Billed as the first new class of bronchodilator in more than four decades, Verona Pharma’s $VRNA experimental nebulizer did not confer statistically significant improvement on a measure of lung function in Phase II study involving patients with chronic obstructive pulmonary disease (COPD) who were already on inhaled long-acting bronchodilators.
Verona has touted the drug, known as ensifentrine or RPL554, as the first potential therapy for respiratory diseases that acts as both a bronchodilator and anti-inflammatory agent in a solitary compound. Two doses of the drug in a nebulized formulation were being tested in the three-day, placebo-controlled trial as a maintenance treatment for 79 COPD patients, who were already on commonly used LAMA/LABA treatments.
Patients received three days of treatment with each of two dose strengths (1.5 mg or 6 mg) of nebulized ensifentrine or placebo twice daily. The primary endpoint was improvement in lung function with ensifentrine, as measured by FEV1 (forced expiratory volume in one second), a standard measure of respiratory function, four hours post-dose after the morning dose on day three.
The primary endpoint of FEV1 was not found to be statistically significant after the morning dose, although the smaller ensifentrine dose improved peak FEV1, the company said, adding that the improvement was maintained throughout the 24-hour period on day 3. The company’s shares slumped about 36% in midday trading.
However, data on secondary endpoints including peak FEV1 over time and reductions in residual volume were encouraging: Peak FEV1 after evening dose on day 3 showed statistically significant improvement with both doses, and statistically significant reductions in mean residual volume were observed 15 minutes following the evening dose on day 3, the London-based company said.
Overall, the higher dose did not result in greater improvement in lung function as compared with the 1.5 mg dose.
But Verona struck an upbeat tone. “Having demonstrated in previous studies the potential of ensifentrine to deliver benefits to patients on no or single bronchodilator therapy, we believe that this short study continues to support our view that ensifentrine may also be of benefit to more severe COPD patients on dual and triple therapy, for whom there are few other treatment options,” said Verona chief Jan-Anders Karlsson in a statement.
“While we are disappointed that this exploratory Phase 2 study did not achieve statistical significance for its primary endpoint, these data give us clarity on the design…for future long-term studies.”
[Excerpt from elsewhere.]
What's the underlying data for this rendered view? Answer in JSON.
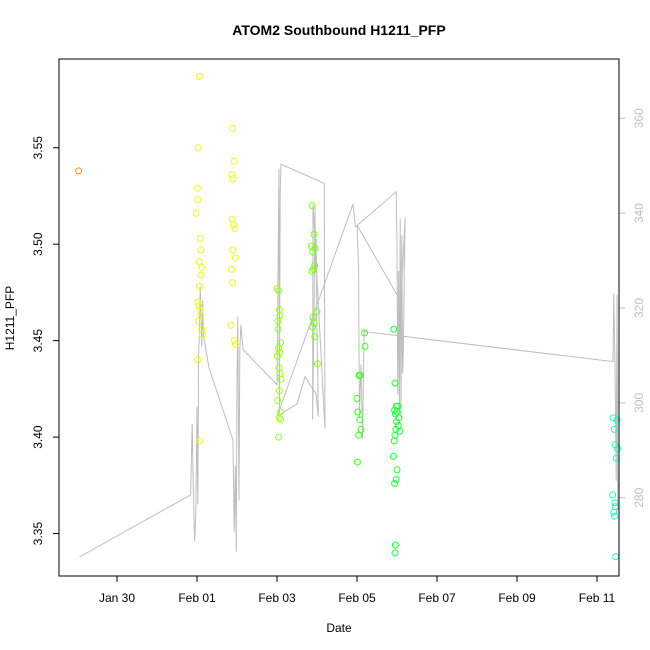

SunTrust Robinson Humphrey’s Edward Nash appeared to agree with the company’s assessment, saying that the trial’s main goal was not met due to an unexpectedly higher placebo effect – otherwise the drug did show improved FEV1 on top of dual/triple therapy in a very challenging COPD patient population.
“We believe the FDA would welcome the lower dose from a safety standpoint and believe totality of data which includes ~104mL and 127mL improvement on top of monotherapy (tiotropium) background and 40mL to 50mL FEV1 improvements seen in dual/triple background therapy reported today provides a positive clinical and commercial profile for ensifentrine.”
Of the patients treated with dual bronchodilator (LAMA/LABA) and triple therapy (LAMA/LABA/ICS), research suggests that up to 40% (approximately 800,000 patients in the US alone) are uncontrolled, remaining symptomatic and at an increased risk of exacerbations, according to Verona.
Data have suggested that ensifentrine is an effective addition to single bronchodilators. The company is currently conducting a Phase II trial to evaluate a dry powder inhaler formulation of ensifentrine for the same patient population, and plans to test ensifentrine in a metered-dose inhaler formulation in patients with COPD. In addition, the drug is also being tested for use in cystic fibrosis and asthma.